Ostrea inaugure officiellement, ce 9 octobre 2025, son site de production situé à Thorigné-Fouillard, à proximité de Rennes, marquant ainsi le passage à l’échelle industrielle de son procédé de transformation de coquillages recyclés en matériau minéral. Cette usine dispose désormais d’une capacité de production quarante fois supérieure à celle du précédent atelier de l’entreprise, ce qui lui permettra de répondre à une demande croissante pour des matériaux innovants et durables.
Le matériau produit est conçu à partir de coquillages recyclés issus de la filière conchylicole. Il vise à substituer des pierres naturelles ou des composites classiques, sans recours à des résines synthétiques. En mobilisant une ressource locale jusque-là largement négligée – près de 250 000 tonnes de déchets coquillés sont enfouies chaque année en France –, Ostrea ambitionne de créer une voie d’économie circulaire dans le secteur des matériaux.
Le choix du territoire breton pour implanter cette usine n’est pas fortuit, il se fonde sur une synergie entre producteurs conchylicoles, collecteurs de déchets coquilliers et opérateurs industriels. Cette intégration territoriale permet à Ostrea de sécuriser ses approvisionnements en coquilles – majoritairement issues des moules et huîtres – et de limiter les coûts de transport, tout en consolidant un écosystème local autour de la valorisation circulaire.
La montée en puissance de la production est par ailleurs soutenue par un financement public-privé. Le projet industriel bénéficie d’un soutien de l’Ademe à hauteur de 500 000 €, en cofinancement pour l’acquisition d’équipements industriels. Il a également reçu l’appui du fonds Bpifrance Amorçage Industriel, de BNP Paribas Développement, de la Région Bretagne, de Rennes Métropole, et de divers investisseurs privés.
Au-delà de la dimension industrielle, cette inauguration témoigne d’une reconnaissance institutionnelle forte puisque le 3 septembre dernier, le ministre du Commerce extérieur, Laurent Saint-Martin, s’est rendu sur le site aux côtés d’acteurs régionaux et industriels afin de souligner le potentiel structurant de l’initiative pour la réindustrialisation bas carbone en Bretagne.
L’histoire d’Ostrea (fondée autour de 2022) illustre le passage de la R&D à l’industrialisation.
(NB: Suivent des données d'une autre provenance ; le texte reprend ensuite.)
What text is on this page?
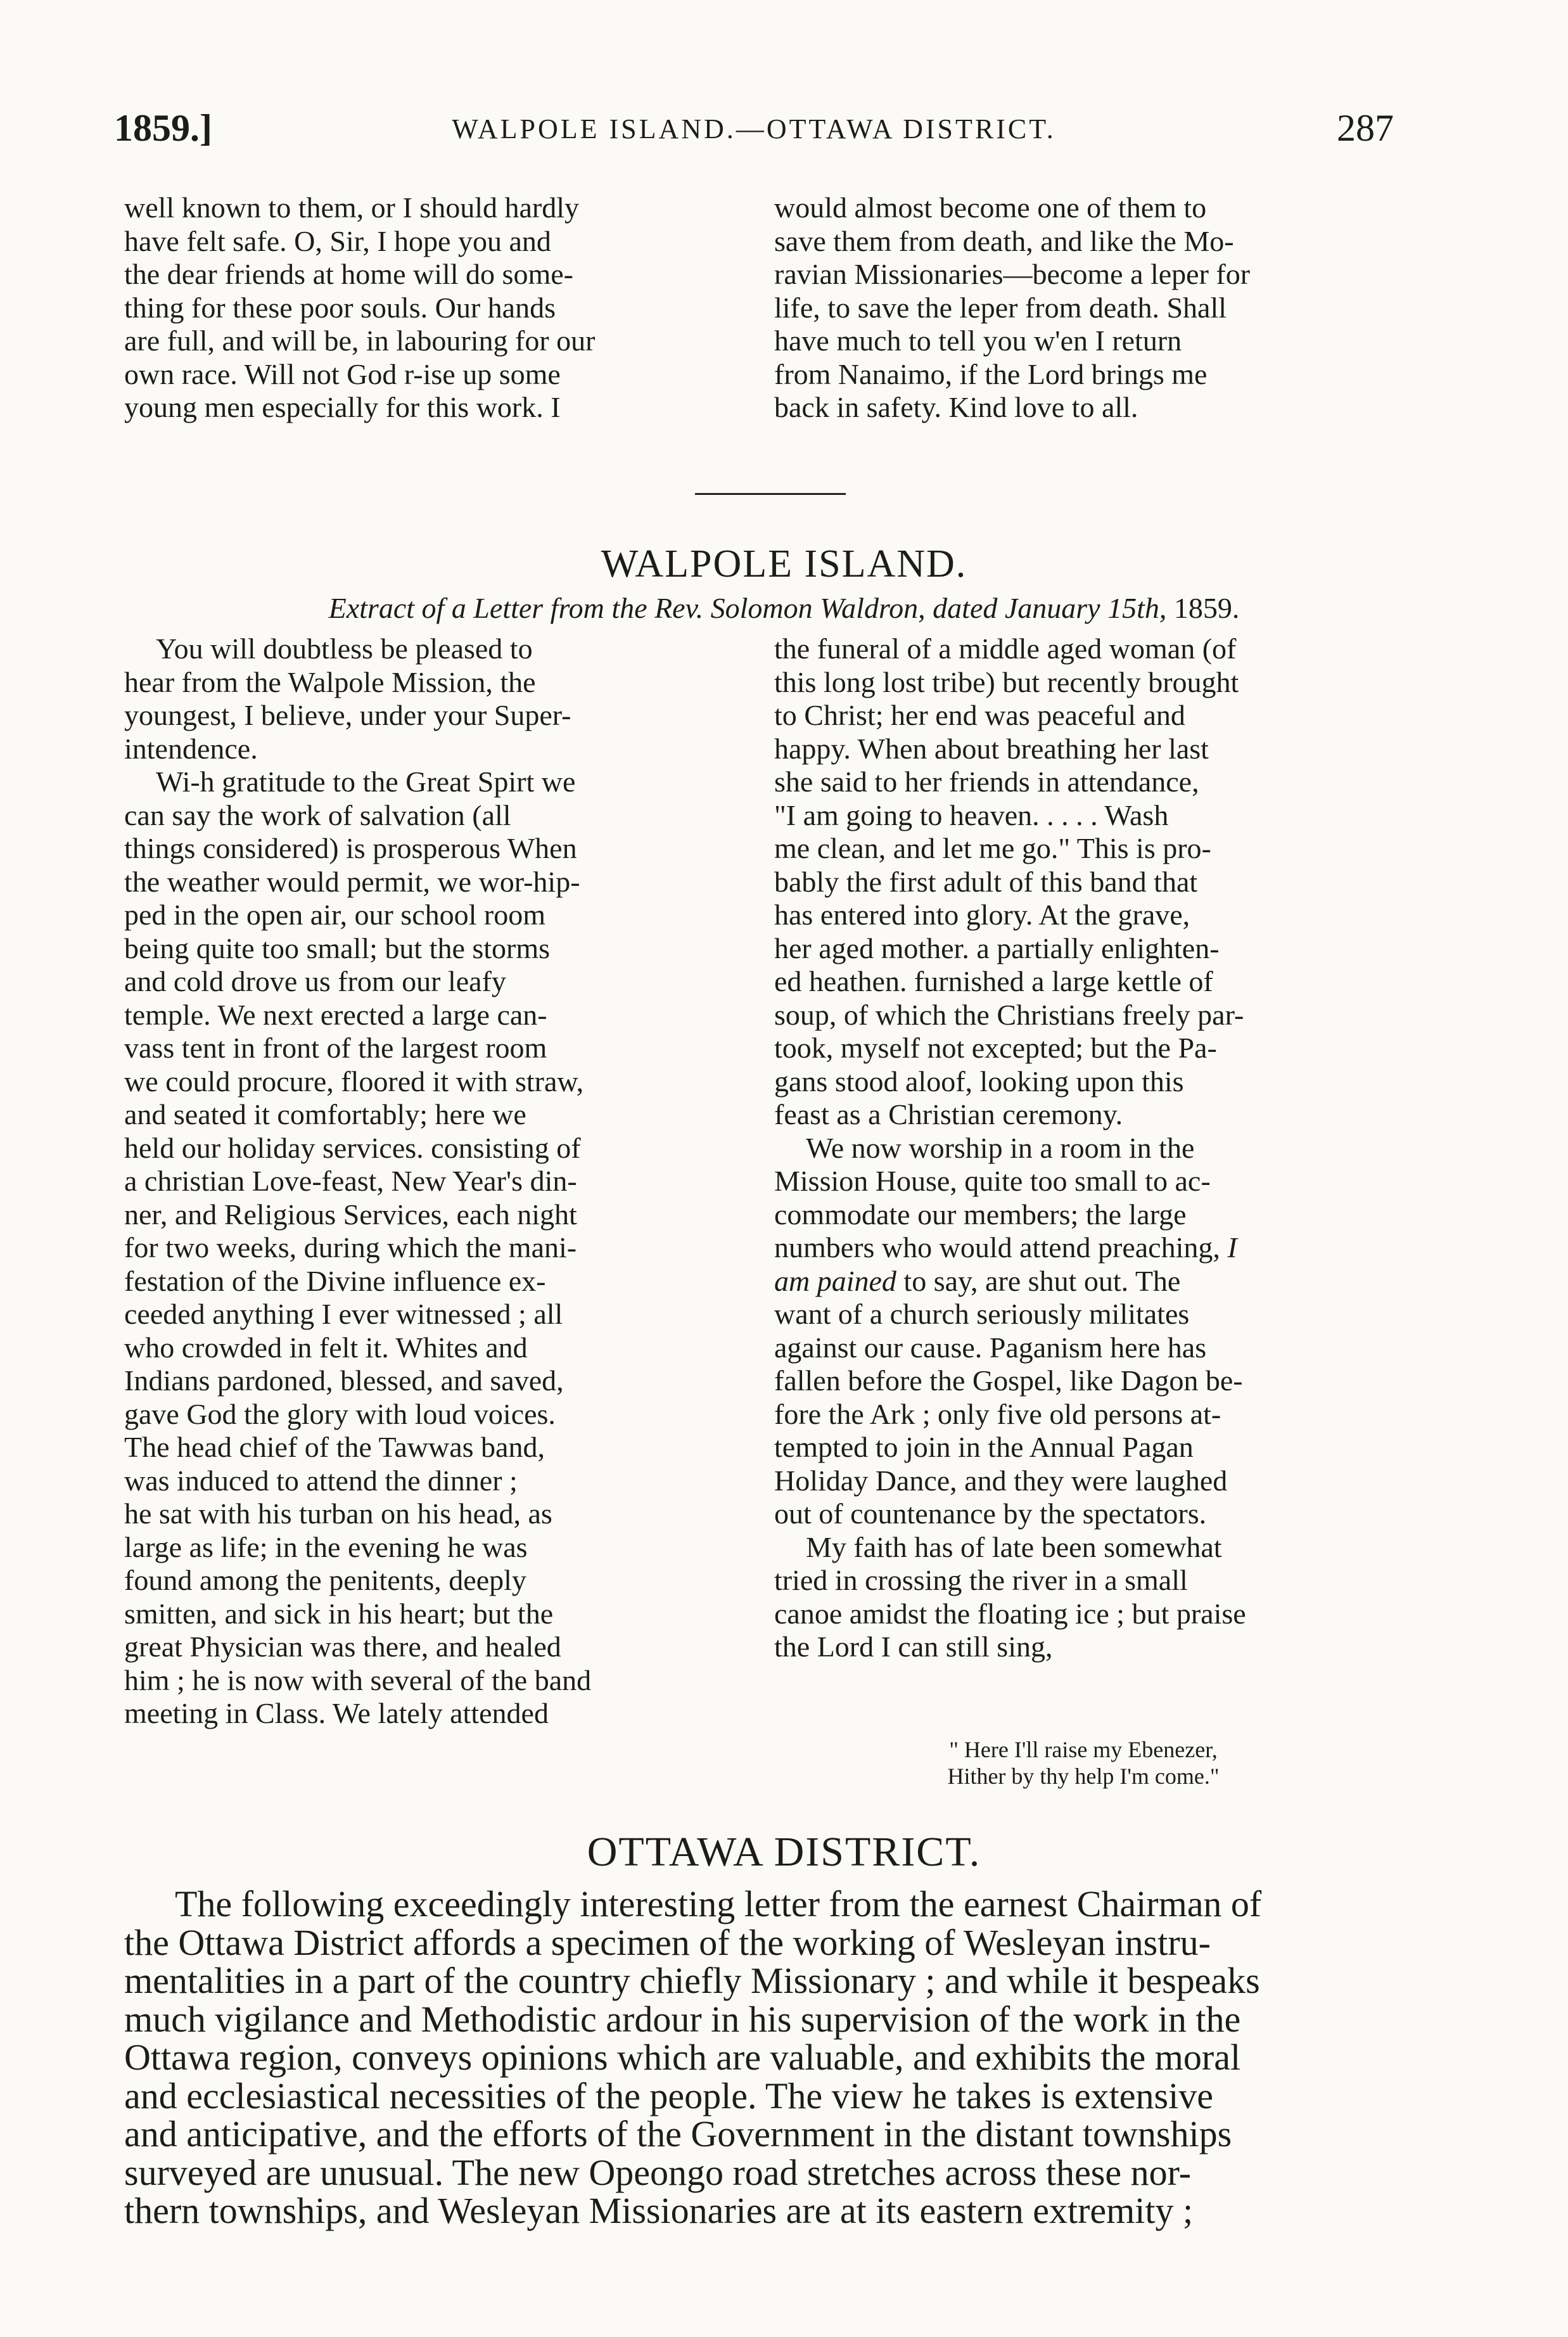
1859.]	WALPOLE ISLAND.—OTTAWA DISTRICT.	287
well known to them, or I should hardly
have felt safe. O, Sir, I hope you and
the dear friends at home will do some-
thing for these poor souls. Our hands
are full, and will be, in labouring for our
own race. Will not God r-ise up some
young men especially for this work. I
would almost become one of them to
save them from death, and like the Mo-
ravian Missionaries—become a leper for
life, to save the leper from death. Shall
have much to tell you w'en I return
from Nanaimo, if the Lord brings me
back in safety. Kind love to all.
WALPOLE ISLAND.
Extract of a Letter from the Rev. Solomon Waldron, dated January 15th, 1859.
You will doubtless be pleased to
hear from the Walpole Mission, the
youngest, I believe, under your Super-
intendence.
Wi-h gratitude to the Great Spirt we
can say the work of salvation (all
things considered) is prosperous When
the weather would permit, we wor-hip-
ped in the open air, our school room
being quite too small; but the storms
and cold drove us from our leafy
temple. We next erected a large can-
vass tent in front of the largest room
we could procure, floored it with straw,
and seated it comfortably; here we
held our holiday services. consisting of
a christian Love-feast, New Year's din-
ner, and Religious Services, each night
for two weeks, during which the mani-
festation of the Divine influence ex-
ceeded anything I ever witnessed ; all
who crowded in felt it. Whites and
Indians pardoned, blessed, and saved,
gave God the glory with loud voices.
The head chief of the Tawwas band,
was induced to attend the dinner ;
he sat with his turban on his head, as
large as life; in the evening he was
found among the penitents, deeply
smitten, and sick in his heart; but the
great Physician was there, and healed
him ; he is now with several of the band
meeting in Class. We lately attended
the funeral of a middle aged woman (of
this long lost tribe) but recently brought
to Christ; her end was peaceful and
happy. When about breathing her last
she said to her friends in attendance,
"I am going to heaven. . . . . Wash
me clean, and let me go." This is pro-
bably the first adult of this band that
has entered into glory. At the grave,
her aged mother. a partially enlighten-
ed heathen. furnished a large kettle of
soup, of which the Christians freely par-
took, myself not excepted; but the Pa-
gans stood aloof, looking upon this
feast as a Christian ceremony.
We now worship in a room in the
Mission House, quite too small to ac-
commodate our members; the large
numbers who would attend preaching, I
am pained to say, are shut out. The
want of a church seriously militates
against our cause. Paganism here has
fallen before the Gospel, like Dagon be-
fore the Ark ; only five old persons at-
tempted to join in the Annual Pagan
Holiday Dance, and they were laughed
out of countenance by the spectators.
My faith has of late been somewhat
tried in crossing the river in a small
canoe amidst the floating ice ; but praise
the Lord I can still sing,
" Here I'll raise my Ebenezer,
Hither by thy help I'm come."
OTTAWA DISTRICT.
The following exceedingly interesting letter from the earnest Chairman of
the Ottawa District affords a specimen of the working of Wesleyan instru-
mentalities in a part of the country chiefly Missionary ; and while it bespeaks
much vigilance and Methodistic ardour in his supervision of the work in the
Ottawa region, conveys opinions which are valuable, and exhibits the moral
and ecclesiastical necessities of the people. The view he takes is extensive
and anticipative, and the efforts of the Government in the distant townships
surveyed are unusual. The new Opeongo road stretches across these nor-
thern townships, and Wesleyan Missionaries are at its eastern extremity ;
Auparavant, elle exploitait un atelier de plus petite taille (quelques centaines de mètres carrés) pour tester ses formulations, démontrer la robustesse de son matériau et convaincre les premiers clients. En amont, la startup avait levé environ 5 millions d’euros pour financer son passage à l’échelle.
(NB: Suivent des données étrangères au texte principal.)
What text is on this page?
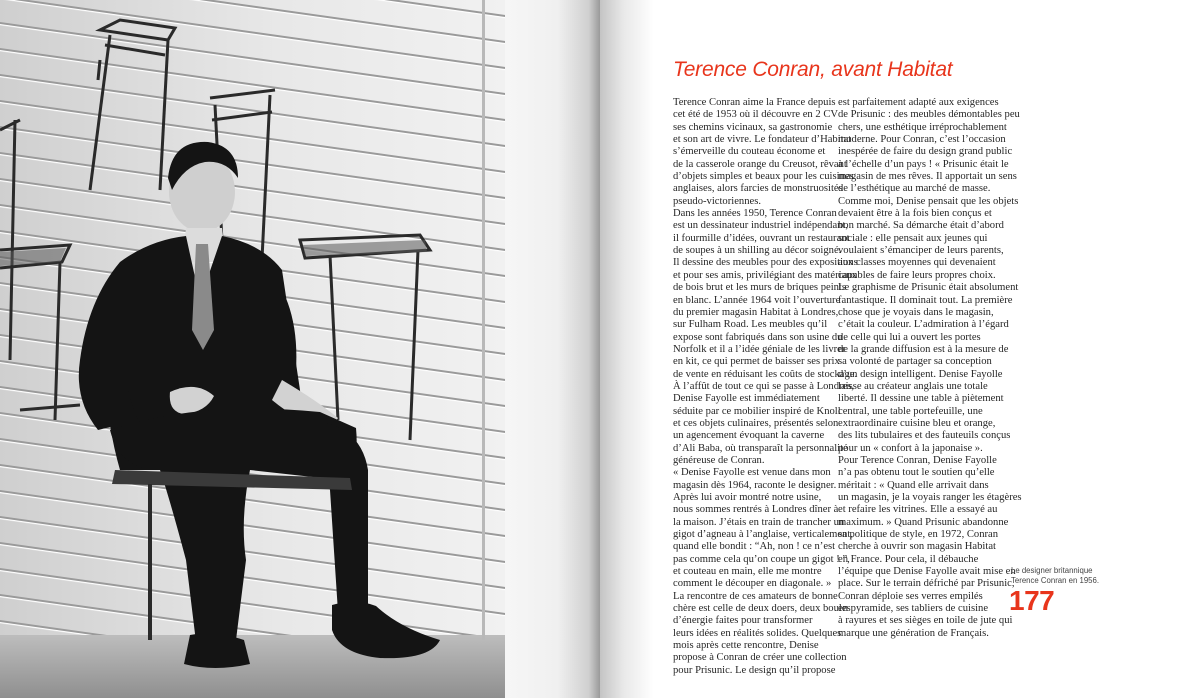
Terence Conran, avant Habitat

Terence Conran aime la France depuis

cet été de 1953 où il découvre en 2 CV

ses chemins vicinaux, sa gastronomie

et son art de vivre. Le fondateur d’Habitat

s’émerveille du couteau économe et

de la casserole orange du Creusot, rêvant

d’objets simples et beaux pour les cuisines

anglaises, alors farcies de monstruosités

pseudo-victoriennes.

Dans les années 1950, Terence Conran

est un dessinateur industriel indépendant,

il fourmille d’idées, ouvrant un restaurant

de soupes à un shilling au décor soigné.

Il dessine des meubles pour des expositions

et pour ses amis, privilégiant des matériaux

de bois brut et les murs de briques peints

en blanc. L’année 1964 voit l’ouverture

du premier magasin Habitat à Londres,

sur Fulham Road. Les meubles qu’il

expose sont fabriqués dans son usine du

Norfolk et il a l’idée géniale de les livrer

en kit, ce qui permet de baisser ses prix

de vente en réduisant les coûts de stockage.

À l’affût de tout ce qui se passe à Londres,

Denise Fayolle est immédiatement

séduite par ce mobilier inspiré de Knoll

et ces objets culinaires, présentés selon

un agencement évoquant la caverne

d’Ali Baba, où transparaît la personnalité

généreuse de Conran.

« Denise Fayolle est venue dans mon

magasin dès 1964, raconte le designer.

Après lui avoir montré notre usine,

nous sommes rentrés à Londres dîner à

la maison. J’étais en train de trancher un

gigot d’agneau à l’anglaise, verticalement,

quand elle bondit : “Ah, non ! ce n’est

pas comme cela qu’on coupe un gigot ! ”,

et couteau en main, elle me montre

comment le découper en diagonale. »

La rencontre de ces amateurs de bonne

chère est celle de deux doers, deux boules

d’énergie faites pour transformer

leurs idées en réalités solides. Quelques

mois après cette rencontre, Denise

propose à Conran de créer une collection

pour Prisunic. Le design qu’il propose

est parfaitement adapté aux exigences

de Prisunic : des meubles démontables peu

chers, une esthétique irréprochablement

moderne. Pour Conran, c’est l’occasion

inespérée de faire du design grand public

à l’échelle d’un pays ! « Prisunic était le

magasin de mes rêves. Il apportait un sens

de l’esthétique au marché de masse.

Comme moi, Denise pensait que les objets

devaient être à la fois bien conçus et

bon marché. Sa démarche était d’abord

sociale : elle pensait aux jeunes qui

voulaient s’émanciper de leurs parents,

aux classes moyennes qui devenaient

capables de faire leurs propres choix.

Le graphisme de Prisunic était absolument

fantastique. Il dominait tout. La première

chose que je voyais dans le magasin,

c’était la couleur. L’admiration à l’égard

de celle qui lui a ouvert les portes

de la grande diffusion est à la mesure de

sa volonté de partager sa conception

d’un design intelligent. Denise Fayolle

laisse au créateur anglais une totale

liberté. Il dessine une table à piètement

central, une table portefeuille, une

extraordinaire cuisine bleu et orange,

des lits tubulaires et des fauteuils conçus

pour un « confort à la japonaise ».

Pour Terence Conran, Denise Fayolle

n’a pas obtenu tout le soutien qu’elle

méritait : « Quand elle arrivait dans

un magasin, je la voyais ranger les étagères

et refaire les vitrines. Elle a essayé au

maximum. » Quand Prisunic abandonne

sa politique de style, en 1972, Conran

cherche à ouvrir son magasin Habitat

en France. Pour cela, il débauche

l’équipe que Denise Fayolle avait mise en

place. Sur le terrain défriché par Prisunic,

Conran déploie ses verres empilés

en pyramide, ses tabliers de cuisine

à rayures et ses sièges en toile de jute qui

marque une génération de Français.

Le designer britannique
Terence Conran en 1956.
177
Cette levée avait déjà été mentionnée dans la presse économique pour souligner le positionnement d’Ostrea dans le secteur des matériaux durables. L’entreprise se présente en effet comme pionnière du « terrazzo marin », un matériau qui, selon ses promoteurs, combine esthétique, performance mécanique et empreinte environnementale réduite.
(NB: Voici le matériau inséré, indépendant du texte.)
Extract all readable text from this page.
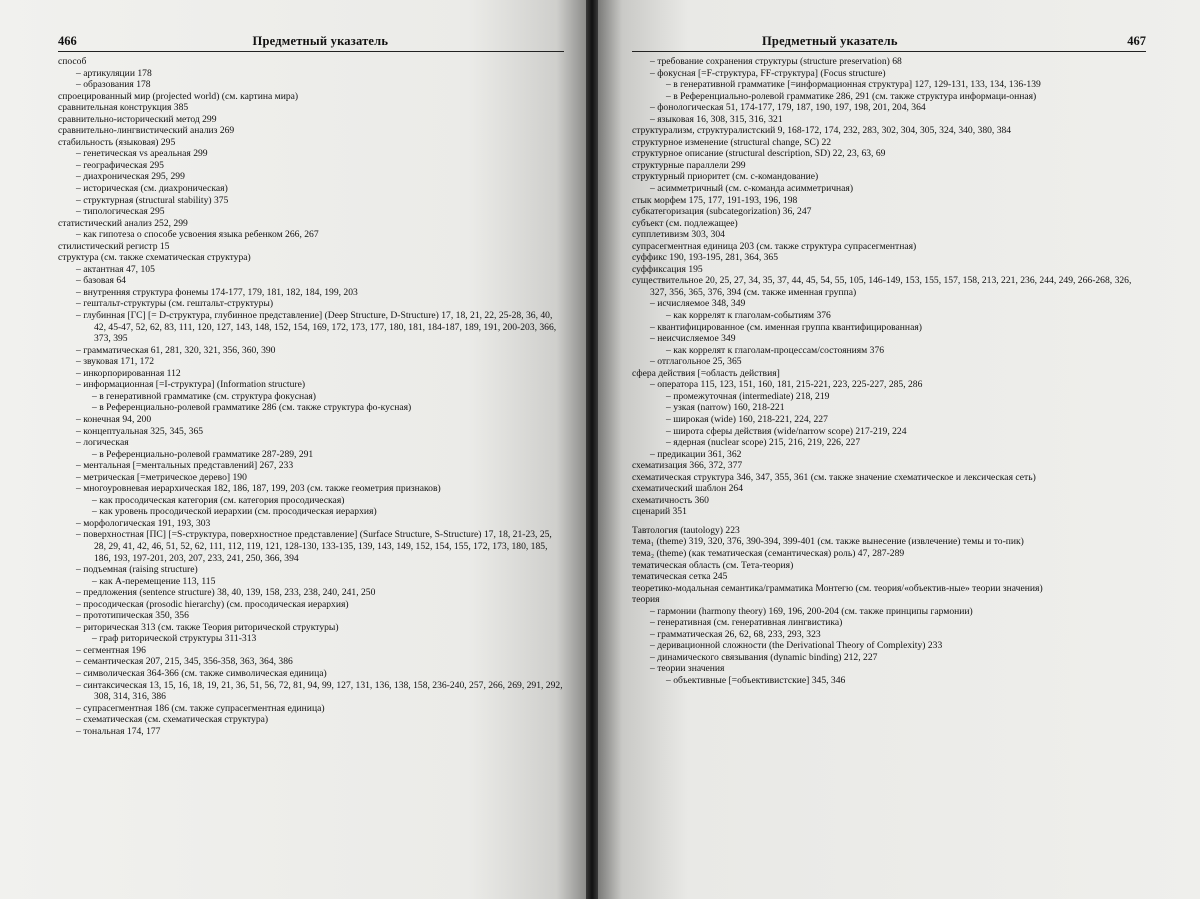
466	Предметный указатель
способ
– артикуляции 178
– образования 178
спроецированный мир (projected world) (см. картина мира)
сравнительная конструкция 385
сравнительно-исторический метод 299
сравнительно-лингвистический анализ 269
стабильность (языковая) 295
– генетическая vs ареальная 299
– географическая 295
– диахроническая 295, 299
– историческая (см. диахроническая)
– структурная (structural stability) 375
– типологическая 295
статистический анализ 252, 299
– как гипотеза о способе усвоения языка ребенком 266, 267
стилистический регистр 15
структура (см. также схематическая структура)
– актантная 47, 105
– базовая 64
– внутренняя структура фонемы 174-177, 179, 181, 182, 184, 199, 203
– гештальт-структуры (см. гештальт-структуры)
– глубинная [ГС] [= D-структура, глубинное представление] (Deep Structure, D-Structure) 17, 18, 21, 22, 25-28, 36, 40, 42, 45-47, 52, 62, 83, 111, 120, 127, 143, 148, 152, 154, 169, 172, 173, 177, 180, 181, 184-187, 189, 191, 200-203, 366, 373, 395
– грамматическая 61, 281, 320, 321, 356, 360, 390
– звуковая 171, 172
– инкорпорированная 112
– информационная [=I-структура] (Information structure)
– в генеративной грамматике (см. структура фокусная)
– в Референциально-ролевой грамматике 286 (см. также структура фо-кусная)
– конечная 94, 200
– концептуальная 325, 345, 365
– логическая
– в Референциально-ролевой грамматике 287-289, 291
– ментальная [=ментальных представлений] 267, 233
– метрическая [=метрическое дерево] 190
– многоуровневая иерархическая 182, 186, 187, 199, 203 (см. также геометрия признаков)
– как просодическая категория (см. категория просодическая)
– как уровень просодической иерархии (см. просодическая иерархия)
– морфологическая 191, 193, 303
– поверхностная [ПС] [=S-структура, поверхностное представление] (Surface Structure, S-Structure) 17, 18, 21-23, 25, 28, 29, 41, 42, 46, 51, 52, 62, 111, 112, 119, 121, 128-130, 133-135, 139, 143, 149, 152, 154, 155, 172, 173, 180, 185, 186, 193, 197-201, 203, 207, 233, 241, 250, 366, 394
– подъемная (raising structure)
– как А-перемещение 113, 115
– предложения (sentence structure) 38, 40, 139, 158, 233, 238, 240, 241, 250
– просодическая (prosodic hierarchy) (см. просодическая иерархия)
– прототипическая 350, 356
– риторическая 313 (см. также Теория риторической структуры)
– граф риторической структуры 311-313
– сегментная 196
– семантическая 207, 215, 345, 356-358, 363, 364, 386
– символическая 364-366 (см. также символическая единица)
– синтаксическая 13, 15, 16, 18, 19, 21, 36, 51, 56, 72, 81, 94, 99, 127, 131, 136, 138, 158, 236-240, 257, 266, 269, 291, 292, 308, 314, 316, 386
– супрасегментная 186 (см. также супрасегментная единица)
– схематическая (см. схематическая структура)
– тональная 174, 177
Предметный указатель	467
– требование сохранения структуры (structure preservation) 68
– фокусная [=F-структура, FF-структура] (Focus structure)
– в генеративной грамматике [=информационная структура] 127, 129-131, 133, 134, 136-139
– в Референциально-ролевой грамматике 286, 291 (см. также структура информаци-онная)
– фонологическая 51, 174-177, 179, 187, 190, 197, 198, 201, 204, 364
– языковая 16, 308, 315, 316, 321
структурализм, структуралистский 9, 168-172, 174, 232, 283, 302, 304, 305, 324, 340, 380, 384
структурное изменение (structural change, SC) 22
структурное описание (structural description, SD) 22, 23, 63, 69
структурные параллели 299
структурный приоритет (см. с-командование)
– асимметричный (см. с-команда асимметричная)
стык морфем 175, 177, 191-193, 196, 198
субкатегоризация (subcategorization) 36, 247
субъект (см. подлежащее)
супплетивизм 303, 304
супрасегментная единица 203 (см. также структура супрасегментная)
суффикс 190, 193-195, 281, 364, 365
суффиксация 195
существительное 20, 25, 27, 34, 35, 37, 44, 45, 54, 55, 105, 146-149, 153, 155, 157, 158, 213, 221, 236, 244, 249, 266-268, 326, 327, 356, 365, 376, 394 (см. также именная группа)
– исчисляемое 348, 349
– как коррелят к глаголам-событиям 376
– квантифицированное (см. именная группа квантифицированная)
– неисчисляемое 349
– как коррелят к глаголам-процессам/состояниям 376
– отглагольное 25, 365
сфера действия [=область действия]
– оператора 115, 123, 151, 160, 181, 215-221, 223, 225-227, 285, 286
– промежуточная (intermediate) 218, 219
– узкая (narrow) 160, 218-221
– широкая (wide) 160, 218-221, 224, 227
– широта сферы действия (wide/narrow scope) 217-219, 224
– ядерная (nuclear scope) 215, 216, 219, 226, 227
– предикации 361, 362
схематизация 366, 372, 377
схематическая структура 346, 347, 355, 361 (см. также значение схематическое и лексическая сеть)
схематический шаблон 264
схематичность 360
сценарий 351
Тавтология (tautology) 223
тема₁ (theme) 319, 320, 376, 390-394, 399-401 (см. также вынесение (извлечение) темы и то-пик)
тема₂ (theme) (как тематическая (семантическая) роль) 47, 287-289
тематическая область (см. Тета-теория)
тематическая сетка 245
теоретико-модальная семантика/грамматика Монтегю (см. теория/«объектив-ные» теории значения)
теория
– гармонии (harmony theory) 169, 196, 200-204 (см. также принципы гармонии)
– генеративная (см. генеративная лингвистика)
– грамматическая 26, 62, 68, 233, 293, 323
– деривационной сложности (the Derivational Theory of Complexity) 233
– динамического связывания (dynamic binding) 212, 227
– теории значения
– объективные [=объективистские] 345, 346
La nouvelle usine représente un bond technologique. La capacité multipliée par quarante ouvre de fait la voie à une montée en gamme et à des cadences compatibles avec des marchés plus larges (mobilier, plans de travail, revêtements intérieurs). Le matériau étant sans résine et à base minérale, il ambitionne de concurrencer les pierres naturelles tout en évitant les impacts liés à l’extraction.
Dans sa stratégie de développement, Ostrea prévoit un déploiement progressif dès 2026 en France puis à l’international, notamment en Europe, avec l’objectif de s’imposer parmi les acteurs des matériaux bas carbone.
Le procédé breveté constitue un actif central de l’entreprise. Ostrea affirme que son procédé ne requiert ni cuisson ni four, ce qui limite les émissions de CO₂ liées au process de fabrication. Cela en fait une alternative crédible aux solutions traditionnelles, pour peu que les propriétés mécaniques et la durabilité soient au rendez-vous dans les applications majeures du bâtiment et de l’aménagement intérieur.
L’équation économique reste exigeante. En effet, pour convaincre les donneurs d’ordres du BTP et du design, il faut que le coût de revient, la qualité et la fiabilité du matériau soient compétitifs. Ostrea compte jouer la carte de l’innovation technologique, de la proximité des ressources (circuit court) et du « label bas carbone » pour se différencier.
En Bretagne comme ailleurs, la réussite de ce projet pourrait inspirer d’autres initiatives de valorisation de déchets locaux, dans les matériaux et les filières industrielles. Si Ostrea parvient à confirmer ses performances techniques et à sécuriser ses débouchés commerciaux, cette usine pourrait devenir une référence de l’industrie circulaire respectueuse du carbone.